Bölge ve coğrafya olarak…
Akla ziyan..
Bir o kadar da dehlizli; "bir süreç" yaşıyoruz.
Zor bir zaman dilimi..
Enva-i "derinliklere" haiz bir dönem geçiriyoruz!
***
Öncelikle.. Ve özellikle…
Bu evrede, aklı selim olmak şart..
Serinkanlı..
Sağduyulu…
Pek tabi ki "uyanık" olmalıyız…
Her adımı,
Her söyleneni; "duyguyla" değil, "akıl havzasıyla", irdeleyip, sorgulamalıyız!
***
Çünkü… Komplike bir "komplikasyon" yaşatılıyor!
Hem içten.. Hem de dışarıdan..
Özellikle, Türkiye'yi "içerde" 90'lara taşıma gibi bir operasyonel faaliyet dayatılıyor…

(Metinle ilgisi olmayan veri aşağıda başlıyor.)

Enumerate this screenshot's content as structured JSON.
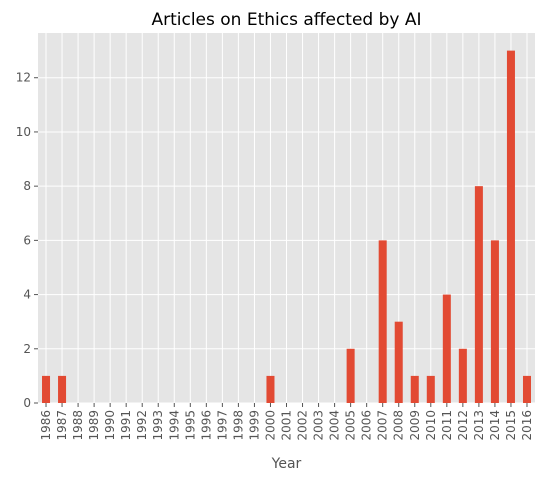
{
  "chart_data": {
    "type": "bar",
    "title": "Articles on Ethics affected by AI",
    "xlabel": "Year",
    "ylabel": "",
    "categories": [
      "1986",
      "1987",
      "1988",
      "1989",
      "1990",
      "1991",
      "1992",
      "1993",
      "1994",
      "1995",
      "1996",
      "1997",
      "1998",
      "1999",
      "2000",
      "2001",
      "2002",
      "2003",
      "2004",
      "2005",
      "2006",
      "2007",
      "2008",
      "2009",
      "2010",
      "2011",
      "2012",
      "2013",
      "2014",
      "2015",
      "2016"
    ],
    "values": [
      1,
      1,
      0,
      0,
      0,
      0,
      0,
      0,
      0,
      0,
      0,
      0,
      0,
      0,
      1,
      0,
      0,
      0,
      0,
      2,
      0,
      6,
      3,
      1,
      1,
      4,
      2,
      8,
      6,
      13,
      1
    ],
    "ylim": [
      0,
      13.65
    ],
    "yticks": [
      0,
      2,
      4,
      6,
      8,
      10,
      12
    ],
    "grid": true,
    "legend": "none",
    "colors": {
      "bar": "#E24A33",
      "background": "#E5E5E5",
      "grid": "#FFFFFF"
    }
  }
}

Ülkeyi yönetilmez hale getirmek..
Siyasi ve iktisadi; "çöküntü" yaratmak..
Hatta "böl parçala" noktasına getirebilmek!
***
Diğer yandan..
Ortadoğu'da, "pasif ve iş görmez" hale getirmek…
Suriye'de ne oluyor..
Irak'ta otorite kimin elinde olacak..
Ya da, "yeni devletçikler, kantonlar" oluşturmak gibi..
Farklı bir harital "değişime" Türkiye'ye "söz hakkı" verilmemesi..
Hatta recon kesilmesi isteniliyor.
***
Cumhurbaşkanı Erdoğan'ın..
"Sahada da olacağız, masada da olacağız.."
Bu düşünceyi..
Ve bu ana ilkeyi; "pasif, sıradan sözcük" haline getirmek!..
15 Temmuz sonrasındaki, "serüven" bu minvalde, işliyor..
Onun için!
"Akli selim-e sahip" olunmalı/olmalıyız..
***
Bakınız son 24 saat içerisinde yaşadıklarımıza!..
Gözler, Diyarbakır üzerinde…
Dünkü yazımda da ifade etmiştim..
Ne yazık ki, "Diyarbakır'ın başı belalardan" kurtulmuyor..
Huzurlu olması istenilmiyor..
Tabi ki Diyarbakır üzerinden, Türkiye'ye "bela bir hayatı" dayatmak...
Dün yaşanılanlar…
***
PKK…
Bir kez daha; "kan" döktü..
2'si polis.. 1'i Emniyet teknikeri sivil işçi..
6'da, sivil vatandaş.. Toplam 9 şehit, 100'e yakın da yaralı..
Evi-barkı, işyeri yanan, yıkılan da ayrı..
Öncelikle...
Şehitlere..
Allah'tan rahmet..
Yaralılara da acil şifalar diliyorum..
Ve ülkemizin başı sağ olsun diyorum..
***
Peki..
Bu saldırı, neyin ve kimin nam-ı hesabına yapıldı?
Eğer ki, gözaltılara karşılık ise..
Eğer ki, tutuklanmalar için yapıldı deniliyorsa…
"Bunun karşılığı" kan, gözyaşı ve şiddet olamaz..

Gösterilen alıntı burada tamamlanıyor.